Tim penyusun tampak menyadari sepenuhnya tesis besar Seyyed Hossein Nasr dalam Man and Nature: The Spiritual Crisis of Modern Man (1968), bahwa modernitas telah menyingkirkan sakralitas alam dari kesadaran manusia. Ketika alam dipandang sekadar objek eksploitasi, hilanglah hubungan teologis antara manusia dan ciptaan. Buku ini, dalam konteks Indonesia, berupaya menyembuhkan luka itu. Ia menegaskan kembali pandangan Alquran tentang alam sebagai bagian dari tatanan kosmik yang senantiasa berzikir kepada Tuhan, sehingga menjaga kelestariannya menjadi bagian dari ibadah manusia.

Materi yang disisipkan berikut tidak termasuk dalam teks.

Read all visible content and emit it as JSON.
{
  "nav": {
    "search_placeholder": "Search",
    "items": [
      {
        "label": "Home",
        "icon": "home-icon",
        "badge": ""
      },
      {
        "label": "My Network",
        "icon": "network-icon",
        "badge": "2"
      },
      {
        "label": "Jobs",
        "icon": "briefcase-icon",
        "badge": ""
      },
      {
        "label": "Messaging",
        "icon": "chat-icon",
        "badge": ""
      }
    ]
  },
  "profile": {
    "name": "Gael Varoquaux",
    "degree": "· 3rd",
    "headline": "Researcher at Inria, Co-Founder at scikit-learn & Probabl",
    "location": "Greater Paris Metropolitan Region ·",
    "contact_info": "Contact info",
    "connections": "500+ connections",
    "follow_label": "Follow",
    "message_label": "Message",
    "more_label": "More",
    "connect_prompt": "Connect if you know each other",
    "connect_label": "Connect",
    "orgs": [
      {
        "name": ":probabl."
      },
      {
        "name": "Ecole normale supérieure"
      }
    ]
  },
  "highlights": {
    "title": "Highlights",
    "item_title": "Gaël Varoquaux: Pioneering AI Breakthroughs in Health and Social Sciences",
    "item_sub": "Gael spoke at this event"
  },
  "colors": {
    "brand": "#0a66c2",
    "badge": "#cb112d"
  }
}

Pendekatan ekoteologis yang digunakan buku ini memadukan tafsir klasik dan kontemporer. Dalam menafsirkan Rabb al-‘Alamin, misalnya, para penyusun mengutip al-Razi dan Thanthawi Jawhari untuk menegaskan bahwa “Rabb” bukan hanya Tuhan transenden, tetapi juga pengasuh ekosistem yang mengatur keteraturan alam. Dengan demikian, kesadaran ekologis adalah bentuk tawhid rububiyyah yang konkret. Ketika manusia merusak hutan atau mencemari sungai, sejatinya ia sedang mengingkari sifat Allah sebagai Rabb al-‘Alamin, pemelihara seluruh makhluk.
Menariknya, buku ini tidak jatuh pada moralitas abstrak. Ia memberikan dimensi praksis yang kuat, bahwa menanam pohon, menjaga air, mengurangi limbah adalah bentuk ibadah. Hadis Nabi yang diriwayatkan Ahmad dari Anas, “Jika kiamat terjadi dan di tangan salah seorang dari kalian ada bibit pohon, maka tanamlah,” ditafsirkan sebagai perintah etis yang menyatukan iman dan aksi ekologis. Dengan kata lain, keimanan sejati selalu berbuah pada keberpihakan terhadap kehidupan.
Dari sisi metodologis, Tafsir Ayat-Ayat Ekologi menampilkan keberanian epistemologis. Ia tetap berakar pada pendekatan tahlili (analitik) yang menjadi tradisi tafsir klasik, sekaligus mengembangkannya dalam bentuk tafsir tematik yang kontekstual dengan realitas kekinian. Ini membuat kitab suci berbicara dalam bahasa zaman tanpa kehilangan ruhnya. Dalam konteks inilah relevan pandangan Fazlur Rahman dalam Islam and Modernity (1982) bahwa tugas tafsir bukan mengulang masa lalu, melainkan menghidupkan makna wahyu dalam realitas sosial yang terus berubah.